Checkpointing: Every photon collected is saved. A task that delivers 30 min of a required 60 min still archives that 30 min and the mission continues.
Artifacts¶
An inventory of all scientific products generated by the network.
| Field | Type | Description |
|---|---|---|
ArtifactID |
UUID (PK) | Unique identifier |
MissionID |
MissionID (FK) | Parent mission |
ArtifactType |
Enum | RAW_FITS, STACKED_FITS, LIGHT_CURVE, ASTROMETRY_REPORT |
ObjectStoragePath |
String | Full URL to the file in cloud object storage |
SHA256Hash |
String | Cryptographic hash for data integrity verification (also used in torrent validation) |
CreatedAt |
Timestamp | When this artifact was written |
PublicAfter |
Timestamp or null | Proprietary embargo expiry; null means immediately public |
ContributingNodeIDs |
List[NodeID] | All telescopes whose data contributed to this artifact |
Use case: The SHA256Hash is embedded in the .torrent metadata for any publicly distributed stacked FITS files, guaranteeing that downloaded science data is bit-for-bit identical to the original.
Notes on Model Choices¶
Why UUIDs everywhere: UUIDs are globally unique without requiring coordination between nodes. A telescope in Australia can generate a valid TaskID without phoning home first. This is essential for a distributed, intermittently-connected network.

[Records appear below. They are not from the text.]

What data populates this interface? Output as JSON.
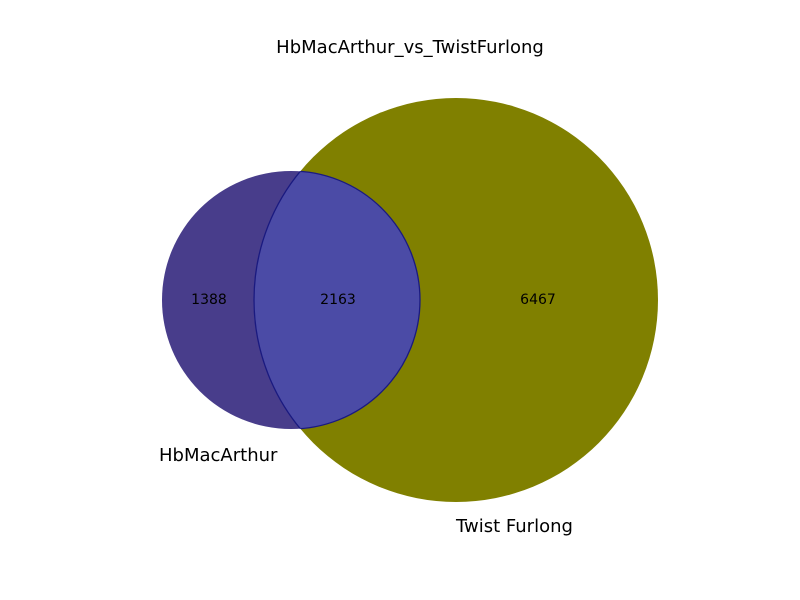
{
  "chart_data": {
    "type": "venn",
    "title": "HbMacArthur_vs_TwistFurlong",
    "sets": [
      {
        "name": "HbMacArthur",
        "color": "#483D8B"
      },
      {
        "name": "Twist Furlong",
        "color": "#808000"
      }
    ],
    "regions": {
      "only_a": 1388,
      "intersection": 2163,
      "only_b": 6467
    },
    "intersection_color": "#4B4BA6",
    "outline_color": "#1A1A80"
  }
}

Why NoSQL over relational at scale: The heartbeat pattern (thousands of tiny writes per minute from hundreds of nodes) and the task-state pattern (frequent status updates on individual records) benefit from DynamoDB/Firestore's per-key access patterns. A relational database would require table locks and connection pooling that doesn't scale cleanly.
For the MVP: The same logical schema can be implemented in SQLite/PostgreSQL (already done — see Details on componets.md). Migration to NoSQL is a data-migration exercise when the scale demands it, not a redesign.